En 1504, il acheva Le Christ outragé (Alte Pinakothek, Munich), œuvre originellement placée à Aschaffenburg en Bavière, et probablement conçue en guise d'épitaphe pour la sœur de Johann von Cromberg, décédée cette année-là. À cause de la composition resserrée en forme de croix de saint André, le Christ a été repoussé vers l'avant gauche du tableau, tandis que ses bourreaux gesticulants se détachent sur un fond noir. Dans ce tableau se manifestent déjà l'expression et la tension dramatique dont la conjonction est la marque propre de Grünewald.

La souffrance du Christ est aussi le thème des Crucifixions de Bâle et de Washington. Le corps émacié, épuisé du Christ est peint avec un accent bouleversant, dans des tons ocre, rouge foncé et verdâtre, devant un étrange paysage.

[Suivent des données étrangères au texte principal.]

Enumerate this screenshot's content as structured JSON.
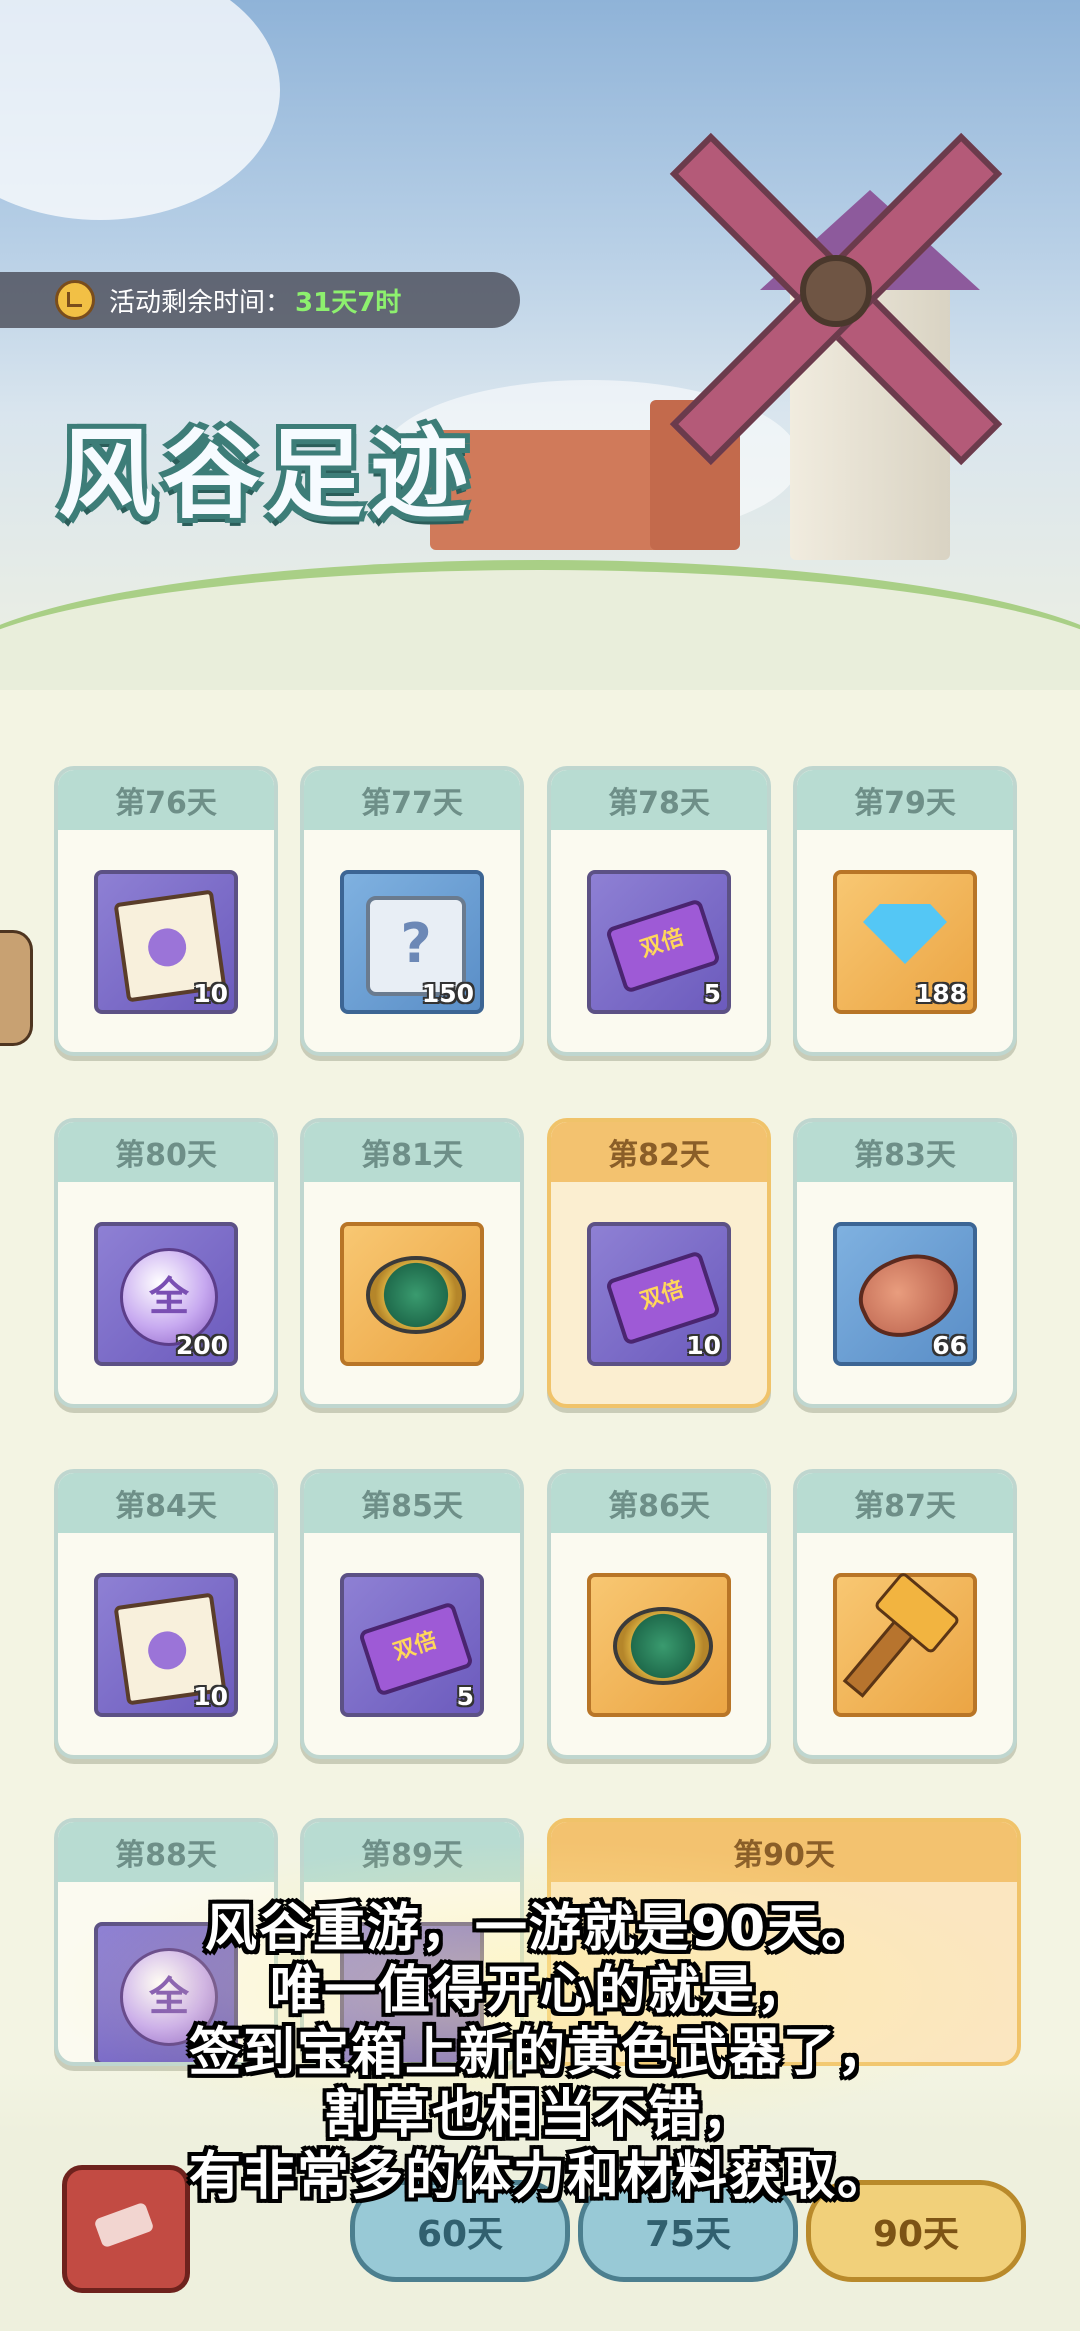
{
  "event": {
    "timer_label": "活动剩余时间：",
    "timer_value": "31天7时",
    "title": "风谷足迹"
  },
  "days": [
    {
      "label": "第76天",
      "qty": "10",
      "item": "voucher-notebook",
      "slot": "purple",
      "highlight": false
    },
    {
      "label": "第77天",
      "qty": "150",
      "item": "mystery-scroll",
      "slot": "blue",
      "highlight": false
    },
    {
      "label": "第78天",
      "qty": "5",
      "item": "double-ticket",
      "slot": "purple",
      "highlight": false
    },
    {
      "label": "第79天",
      "qty": "188",
      "item": "diamond",
      "slot": "orange",
      "highlight": false
    },
    {
      "label": "第80天",
      "qty": "200",
      "item": "all-orb",
      "slot": "purple",
      "highlight": false
    },
    {
      "label": "第81天",
      "qty": "",
      "item": "spinning-top",
      "slot": "orange",
      "highlight": false
    },
    {
      "label": "第82天",
      "qty": "10",
      "item": "double-ticket",
      "slot": "purple",
      "highlight": true
    },
    {
      "label": "第83天",
      "qty": "66",
      "item": "meat",
      "slot": "blue",
      "highlight": false
    },
    {
      "label": "第84天",
      "qty": "10",
      "item": "voucher-notebook",
      "slot": "purple",
      "highlight": false
    },
    {
      "label": "第85天",
      "qty": "5",
      "item": "double-ticket",
      "slot": "purple",
      "highlight": false
    },
    {
      "label": "第86天",
      "qty": "",
      "item": "spinning-top",
      "slot": "orange",
      "highlight": false
    },
    {
      "label": "第87天",
      "qty": "",
      "item": "golden-hammer",
      "slot": "orange",
      "highlight": false
    },
    {
      "label": "第88天",
      "qty": "",
      "item": "all-orb",
      "slot": "purple",
      "highlight": false
    },
    {
      "label": "第89天",
      "qty": "",
      "item": "",
      "slot": "purple",
      "highlight": false
    }
  ],
  "item_text": {
    "double_ticket": "双倍",
    "scroll": "?",
    "orb": "全"
  },
  "final_day": {
    "label": "第90天"
  },
  "tabs": [
    {
      "label": "60天"
    },
    {
      "label": "75天"
    },
    {
      "label": "90天"
    }
  ],
  "subtitle": [
    "风谷重游，一游就是90天。",
    "唯一值得开心的就是，",
    "签到宝箱上新的黄色武器了，",
    "割草也相当不错，",
    "有非常多的体力和材料获取。"
  ]
}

Les figures monumentales des saints du Retable Heller ont cette même puissance d'expression que, déjà, Sandrart reconnaît comme la marque de Grünewald. À cet autel, aujourd'hui demantelé, commandé par le riche négociant francfortois Jacob Heller, collaborèrent Dürer et Grünewald. Les grisailles des volets extérieurs, qui ont probablement été ajoutés plus tard, vers 1510, sont de la main de Grünewald : Saint Laurent et Saint Cyriaque (Staedelsches Kunstinstitut, Francfort), S [...]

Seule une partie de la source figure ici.